"Das auto" has done it again! Volkswagen is on everyone's lips. However, the German automaker certainly wasn't seeking that kind of celebrity. It has been in the news on account of a scandal surrounding the company's emission cheating. A whopping 500,000 owners of the Volkswagen diesel brand filed a class action suit and were awarded a $14.7B settlement - one of the largest payouts in US history. Software was reportedly secretly installed by Volkswagen to mask the actual level of nitrogen oxide emissions during laboratory tests. To settle claims, Volkswagen will pay an average of $5,100-$10,000 in compensation and invest $2B over several years in a zero-emissions cars infrastructure. Imagine new charging stations for electric vehicles.

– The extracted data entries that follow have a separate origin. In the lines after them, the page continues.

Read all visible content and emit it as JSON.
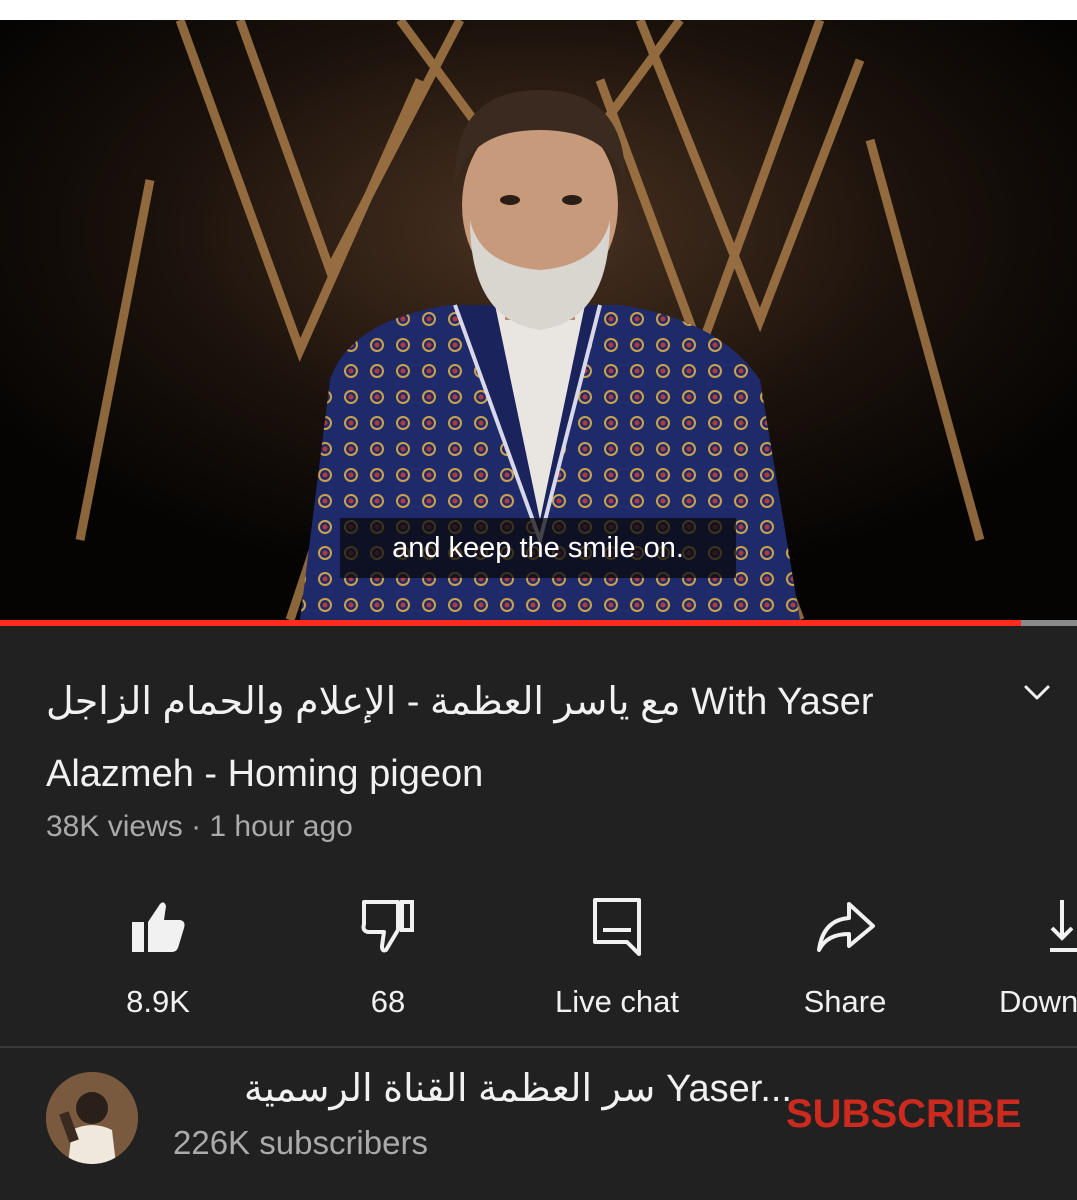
{
  "video": {
    "caption": "and keep the smile on.",
    "progress_fraction": 0.948
  },
  "details": {
    "title_line1": "مع ياسر العظمة - الإعلام والحمام الزاجل With Yaser",
    "title_line2": "Alazmeh - Homing pigeon",
    "meta": "38K views · 1 hour ago"
  },
  "actions": {
    "like_label": "8.9K",
    "dislike_label": "68",
    "livechat_label": "Live chat",
    "share_label": "Share",
    "download_label": "Down"
  },
  "channel": {
    "name": "سر العظمة القناة الرسمية Yaser...",
    "subscribers": "226K subscribers",
    "subscribe_label": "SUBSCRIBE"
  },
  "colors": {
    "background": "#212121",
    "progress": "#ff2b1e",
    "subscribe": "#cc2a1f"
  },
  "icons": [
    "like-icon",
    "dislike-icon",
    "live-chat-icon",
    "share-icon",
    "download-icon",
    "chevron-down-icon"
  ]
}
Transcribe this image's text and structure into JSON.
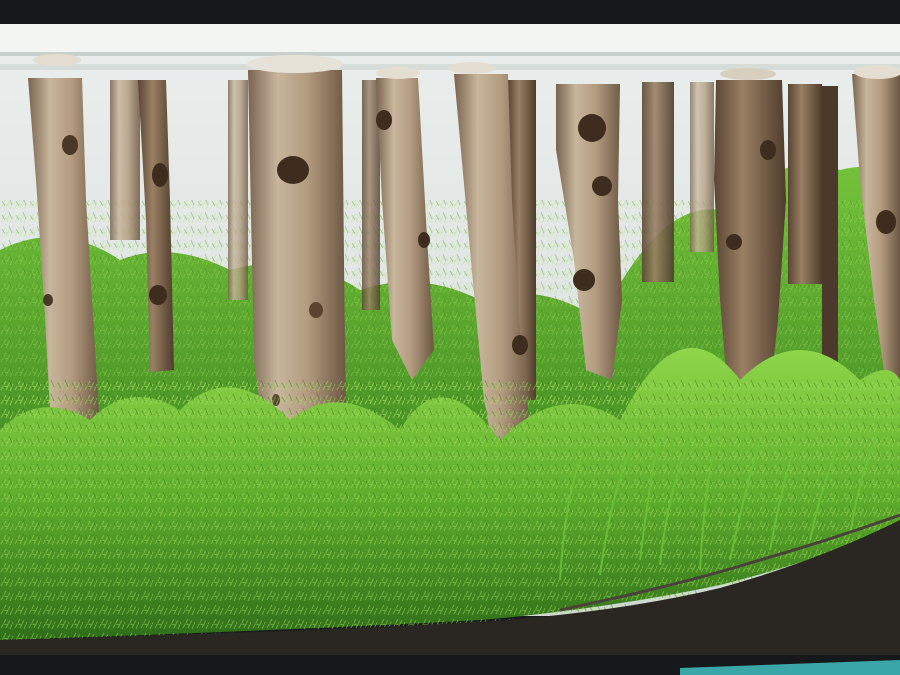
{
  "scene": {
    "subject": "aquascape-birch-forest",
    "colors": {
      "frame_dark": "#14181a",
      "background_water": "#dde3e1",
      "light_bar": "#f4f6f4",
      "bark_light": "#c9b9a2",
      "bark_mid": "#9c8469",
      "bark_dark": "#5d4a36",
      "plant_bright": "#7dcc3a",
      "plant_mid": "#4f9a24",
      "plant_dark": "#2c6a18",
      "substrate": "#2a2622",
      "teal_trim": "#3aa6a8"
    }
  }
}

Class action lawsuits like these can have a spectacular effect. That may be perhaps the reason why the CFPB wants to allow individuals to collectively sue the financial industry over excessive charges and hidden fees for student loans, consumer loans and credit cards.
This new rule has a 90 day public comment period, after which a final rule will be drafted and take effect in 2017. While the rule doesn't apply to existing accounts, customers could pay off their old loans and borrow again under the new rule.
Until now, mandatory arbitration clauses were mainstream in the financial industry. These clauses were in many contracts, after the Supreme Court in 2011 allowed businesses to insert class action waivers as addendums in contracts. Last year, a CFPB study revealed mandatory arbitration was the rule for 53% of credit card issuers and 86% of student loan lenders. In addition, the clauses were found in 92% of prepaid card agreements and 99% of payday loan engagements.
Consumer advocates naturally applaud the CFPB initiative but, the financial industry worries about the impact and higher costs. Industry experts say arbitration is faster, cheaper and more efficient. These experts point out that on average, arbitration awards are 166x bigger than the sums received by consumers in class action lawsuits - even though arbitration is seldom used.
Bankers worry that with net interest margins so low and profitability difficult to come by, that this new regulation could hit already hampered institutions. They worry that it could lead to an upsurge in litigation and force banks to adjust fees.
Bankers know that they could end up in court, so they will move to adjust and will have no choice but to pass on future litigation costs to consumers. Analysts expect prices of private student loans, credit cards and other consumer loans to increase as banks respond to this new expense.
Professionals also warn that some banks as a result of this will also hesitate to do business with riskier customers. This could push some groups out of the banking system entirely and into the arms of payday lenders or others who charge much higher fees.
Look for risk managers, executives and lawyers to get together in conference rooms at banks all over the country in the coming months and quarters. They will be focused on analyzing and trying to identify which groups of customers are most likely to focus on class action activities. Once they have identified the list, look for them to then consider whether to lend or not to lend to each group. Ultimately, rather than to be wrong here, most will probably just ask the lawyers and cut various groups off in order to avoid the inevitable risk that some businesses may carry.
Well, at least banking doesn't have to deal with the nightmare facing Volkswagen right now.